Caca menatap Leon bingung, meminta kejelasan dengan cara menaik-turunkan alisnya. Leon hanya diam namun dari mimik mukanya dia seolah berkata “sudahlah, dia nggak penting”
“Kalem, Mbak. Jangan ngegas.” Akhirnya Caca yang bersuara, karena memang Leon dari tadi hanya diam dan terlihat ogah untk meladeni.
“Lo, siapa? Berani-beraninya deketin Leon!”
Caca melirik sekitar. Untung saja suasana kantin sekarang lagi sepi, jadi tidak banyak orang yang melihat dan mendengar keributan yang diciptakan oleh cewek di dekat Leon sekarang. Kalau ramai, bisa-bisa orang akan salah paham dengan dirinya, bisa jadi nanti dia akan dicap sebagai pelakor. Oh, tidak, Caca tidak mau hal itu terjadi.
“Gue? Manusia.”
Leon merapatkan kedua bibirnya, memang Caca ini manusia purba, dan harus dilestarikan. Kenapa dia bisa setenang ini menghadapi Maudy yang menurut Leon sudah seperti singa betina yang kelaparan. Mengaung-ngaung tak jelas.
“Gue nggak bilang lo jin, ya! Maksud gue, lo siapanya leon?”
Caca kembali melirik Leon, sekarang dia harus jawab apa? Dia sendiri bingung.
“Dia pacar gue.”
Kedua cewek itu sama-sama terkejut. Namun Caca segera menormalkan kembali ekspresinya.
“Seharusnya gue yang nanya sama mbak, kenapa deketin pacar gue?”
Baiklah, Caca kini mulai mengikuti permainan. Maudy menggeleng, dia menatap sayu ke arah Leon, berharap omongan cowok itu salah.
“Leon, ta-tapi kita sebentar lagi mau tunangan.”
Caca membelalakkan matanya, tunangan? Ya ampun kenapa sekarang dia merasa bersalah. Tunangan bukan hal yang main-main, tunangan berarti jalan menuju jenjang yang lebih serius.
Caca tidak habis pikir, kenapa Leon nggak mau dijodohin, Caca yakin cewek ini pasti yang akan dijodohin sama Leon. Kalau dia jadi Leon, dia nggak akan menolak untuk dijodohin apa lagi tunangan dengan cewek ini. Caca yang seorang perempuan pun merasa iri akan kecantikan yang cewek itu miliki. Wajah ayu yang terbalut jilbab kalem semakin membuat Caca merasa insecure.

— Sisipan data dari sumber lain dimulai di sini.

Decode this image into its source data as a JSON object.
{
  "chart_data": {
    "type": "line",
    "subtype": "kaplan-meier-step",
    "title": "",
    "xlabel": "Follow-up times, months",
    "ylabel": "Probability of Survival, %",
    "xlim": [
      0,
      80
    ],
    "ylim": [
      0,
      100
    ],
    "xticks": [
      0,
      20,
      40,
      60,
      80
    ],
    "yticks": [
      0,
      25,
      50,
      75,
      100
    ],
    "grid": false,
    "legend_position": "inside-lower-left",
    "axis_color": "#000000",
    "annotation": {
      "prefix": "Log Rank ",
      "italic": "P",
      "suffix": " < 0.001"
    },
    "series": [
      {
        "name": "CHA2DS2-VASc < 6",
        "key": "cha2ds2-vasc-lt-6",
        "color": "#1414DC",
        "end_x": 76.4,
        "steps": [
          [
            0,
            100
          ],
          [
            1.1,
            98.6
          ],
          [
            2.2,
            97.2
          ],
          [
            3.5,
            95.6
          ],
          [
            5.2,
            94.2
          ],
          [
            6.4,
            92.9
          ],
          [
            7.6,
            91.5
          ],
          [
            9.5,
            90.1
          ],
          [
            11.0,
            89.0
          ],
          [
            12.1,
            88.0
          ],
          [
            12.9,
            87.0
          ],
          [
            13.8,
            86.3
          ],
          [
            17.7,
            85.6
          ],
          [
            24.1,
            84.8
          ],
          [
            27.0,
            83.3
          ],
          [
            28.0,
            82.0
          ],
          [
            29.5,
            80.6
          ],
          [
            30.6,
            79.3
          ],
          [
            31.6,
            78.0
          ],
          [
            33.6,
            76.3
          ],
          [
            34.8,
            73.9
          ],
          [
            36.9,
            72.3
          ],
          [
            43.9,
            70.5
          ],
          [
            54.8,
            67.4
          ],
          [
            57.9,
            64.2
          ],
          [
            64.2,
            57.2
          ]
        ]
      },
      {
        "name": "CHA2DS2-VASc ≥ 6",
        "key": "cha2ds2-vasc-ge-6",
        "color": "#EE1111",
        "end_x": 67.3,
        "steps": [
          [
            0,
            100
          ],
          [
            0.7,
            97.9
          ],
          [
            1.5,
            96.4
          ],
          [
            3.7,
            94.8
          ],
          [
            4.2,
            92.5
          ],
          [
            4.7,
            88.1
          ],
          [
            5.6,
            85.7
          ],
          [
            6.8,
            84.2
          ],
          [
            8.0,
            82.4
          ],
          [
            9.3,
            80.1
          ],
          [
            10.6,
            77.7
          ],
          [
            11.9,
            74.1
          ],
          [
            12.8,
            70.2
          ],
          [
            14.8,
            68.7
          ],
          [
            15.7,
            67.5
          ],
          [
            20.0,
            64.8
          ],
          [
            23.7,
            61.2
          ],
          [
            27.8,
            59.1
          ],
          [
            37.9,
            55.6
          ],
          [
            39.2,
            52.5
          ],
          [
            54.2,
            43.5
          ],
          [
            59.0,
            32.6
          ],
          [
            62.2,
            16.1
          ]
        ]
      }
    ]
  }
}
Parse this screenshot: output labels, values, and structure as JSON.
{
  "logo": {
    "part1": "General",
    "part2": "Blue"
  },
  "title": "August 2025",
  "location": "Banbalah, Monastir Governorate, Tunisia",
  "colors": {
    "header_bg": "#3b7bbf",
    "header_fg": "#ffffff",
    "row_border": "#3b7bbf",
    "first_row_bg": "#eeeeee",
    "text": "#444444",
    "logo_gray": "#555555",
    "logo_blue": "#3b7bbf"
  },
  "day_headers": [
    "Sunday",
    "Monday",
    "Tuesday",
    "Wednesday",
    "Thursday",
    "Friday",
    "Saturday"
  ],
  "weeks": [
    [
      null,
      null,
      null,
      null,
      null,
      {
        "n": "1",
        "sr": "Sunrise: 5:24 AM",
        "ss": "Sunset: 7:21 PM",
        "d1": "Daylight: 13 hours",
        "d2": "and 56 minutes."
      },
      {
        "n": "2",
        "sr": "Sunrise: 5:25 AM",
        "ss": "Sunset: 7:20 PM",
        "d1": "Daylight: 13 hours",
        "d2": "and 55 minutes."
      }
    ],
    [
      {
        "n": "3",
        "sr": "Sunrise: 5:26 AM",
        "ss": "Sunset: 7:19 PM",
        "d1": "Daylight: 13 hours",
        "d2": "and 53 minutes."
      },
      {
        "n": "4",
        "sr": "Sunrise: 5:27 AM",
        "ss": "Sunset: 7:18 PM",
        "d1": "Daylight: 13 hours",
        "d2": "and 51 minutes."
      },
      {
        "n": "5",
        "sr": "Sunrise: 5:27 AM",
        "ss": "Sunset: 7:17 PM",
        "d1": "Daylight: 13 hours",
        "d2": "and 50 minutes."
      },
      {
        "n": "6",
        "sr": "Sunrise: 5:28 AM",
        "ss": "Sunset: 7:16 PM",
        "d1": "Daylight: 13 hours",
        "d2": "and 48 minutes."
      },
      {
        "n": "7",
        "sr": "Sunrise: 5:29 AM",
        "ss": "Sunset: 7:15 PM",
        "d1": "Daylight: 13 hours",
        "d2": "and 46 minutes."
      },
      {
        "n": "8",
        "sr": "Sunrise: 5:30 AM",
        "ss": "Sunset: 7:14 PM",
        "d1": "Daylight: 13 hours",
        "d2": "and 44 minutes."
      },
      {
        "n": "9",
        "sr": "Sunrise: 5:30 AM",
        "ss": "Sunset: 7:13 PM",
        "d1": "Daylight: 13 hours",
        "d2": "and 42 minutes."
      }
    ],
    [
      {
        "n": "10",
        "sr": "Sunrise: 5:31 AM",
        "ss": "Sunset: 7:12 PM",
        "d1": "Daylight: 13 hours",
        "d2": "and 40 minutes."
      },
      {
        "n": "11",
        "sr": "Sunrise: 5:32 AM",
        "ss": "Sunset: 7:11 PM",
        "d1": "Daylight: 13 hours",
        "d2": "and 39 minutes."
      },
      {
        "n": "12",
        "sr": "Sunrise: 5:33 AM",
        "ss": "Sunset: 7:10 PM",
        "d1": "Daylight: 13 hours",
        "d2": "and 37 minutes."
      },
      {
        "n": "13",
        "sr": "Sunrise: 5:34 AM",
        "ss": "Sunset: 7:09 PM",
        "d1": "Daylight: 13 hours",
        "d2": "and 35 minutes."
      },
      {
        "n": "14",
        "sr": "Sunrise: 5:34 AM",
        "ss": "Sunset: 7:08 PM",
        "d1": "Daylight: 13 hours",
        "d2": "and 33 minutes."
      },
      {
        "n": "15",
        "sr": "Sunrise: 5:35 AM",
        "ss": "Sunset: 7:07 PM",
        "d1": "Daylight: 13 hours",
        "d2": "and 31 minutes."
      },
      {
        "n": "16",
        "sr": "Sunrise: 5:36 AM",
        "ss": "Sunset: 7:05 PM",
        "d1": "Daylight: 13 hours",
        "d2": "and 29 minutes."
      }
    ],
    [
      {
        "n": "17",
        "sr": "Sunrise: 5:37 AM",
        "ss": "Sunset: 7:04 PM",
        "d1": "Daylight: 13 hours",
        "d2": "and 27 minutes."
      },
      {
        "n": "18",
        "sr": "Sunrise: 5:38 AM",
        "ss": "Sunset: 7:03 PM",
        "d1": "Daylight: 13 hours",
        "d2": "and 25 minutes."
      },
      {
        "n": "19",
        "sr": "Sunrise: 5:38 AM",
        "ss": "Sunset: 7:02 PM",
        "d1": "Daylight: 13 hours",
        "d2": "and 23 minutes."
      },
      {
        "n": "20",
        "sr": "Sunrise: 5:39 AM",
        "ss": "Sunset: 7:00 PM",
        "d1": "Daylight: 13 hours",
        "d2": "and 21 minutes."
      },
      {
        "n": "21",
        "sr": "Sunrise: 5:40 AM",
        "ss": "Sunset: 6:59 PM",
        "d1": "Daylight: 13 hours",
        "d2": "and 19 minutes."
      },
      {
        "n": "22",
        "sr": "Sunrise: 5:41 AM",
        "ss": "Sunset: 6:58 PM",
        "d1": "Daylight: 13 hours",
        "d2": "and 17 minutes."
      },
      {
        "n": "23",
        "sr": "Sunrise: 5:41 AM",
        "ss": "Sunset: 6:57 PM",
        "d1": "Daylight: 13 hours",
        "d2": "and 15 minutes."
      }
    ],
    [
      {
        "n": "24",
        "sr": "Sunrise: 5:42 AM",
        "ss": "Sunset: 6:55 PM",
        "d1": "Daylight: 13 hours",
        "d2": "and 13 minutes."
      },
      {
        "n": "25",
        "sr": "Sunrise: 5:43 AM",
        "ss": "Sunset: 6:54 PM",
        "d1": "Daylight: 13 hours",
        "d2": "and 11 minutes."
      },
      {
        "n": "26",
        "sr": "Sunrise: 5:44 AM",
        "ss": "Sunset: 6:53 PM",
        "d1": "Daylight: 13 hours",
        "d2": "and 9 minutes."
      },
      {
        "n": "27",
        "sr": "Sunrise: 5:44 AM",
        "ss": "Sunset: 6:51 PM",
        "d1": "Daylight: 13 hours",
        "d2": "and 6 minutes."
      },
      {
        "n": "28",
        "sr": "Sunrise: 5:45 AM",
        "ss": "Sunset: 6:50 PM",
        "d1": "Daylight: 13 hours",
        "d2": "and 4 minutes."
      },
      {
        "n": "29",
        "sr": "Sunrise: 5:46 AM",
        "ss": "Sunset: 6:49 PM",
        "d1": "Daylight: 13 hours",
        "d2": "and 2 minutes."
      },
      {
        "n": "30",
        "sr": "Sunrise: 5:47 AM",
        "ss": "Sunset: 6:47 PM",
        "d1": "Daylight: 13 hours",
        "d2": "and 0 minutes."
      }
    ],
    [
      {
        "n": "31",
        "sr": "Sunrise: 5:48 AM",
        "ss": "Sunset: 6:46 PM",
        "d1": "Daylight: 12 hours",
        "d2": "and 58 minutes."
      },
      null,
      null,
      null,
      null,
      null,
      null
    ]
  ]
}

“Gue, udah bilang dari awal, Dy. Gue nggak setuju dengan rencana orang tua kita. Dan itu juga sudah gue kasih tahu sama lo. Jadi sekarang, jangan salahkan gue, kalau gue mau menentang perjodohan ini. Apa lo mau hidup satu rumah sama gue tanpa adanya cinta?”
“Tapi, gue cinta sama lo, Leon!”
Tunggu, apakah sekarang Caca lagi mendengar seorang perempuan menyatakan cintanya?
“Tapi, gue yang nggak. Dan gue nggak mau sakitin hati lo dengan sikap gue yang nggak bisa gue tutupi. Lo tau sendiri, kalau gue sudah nggak suka sama seseorang maka sikap gue pun akan begitu.”
Caca seperti lagi menonton drama secara langsung. Bahkan ia tidak sadar kalau Leon sekarang sudah menariknya meninggalkan Maudy yang mulai terisak.
Caca jadi kepikiran dengan ucapan Leon barusan. Cinta? Lantas bagaimana Leon meng-iya-kan ajakan menikah yang ia tawarkan kemarin? Sedangkan diantara mereka tidak ada cinta secuilpun.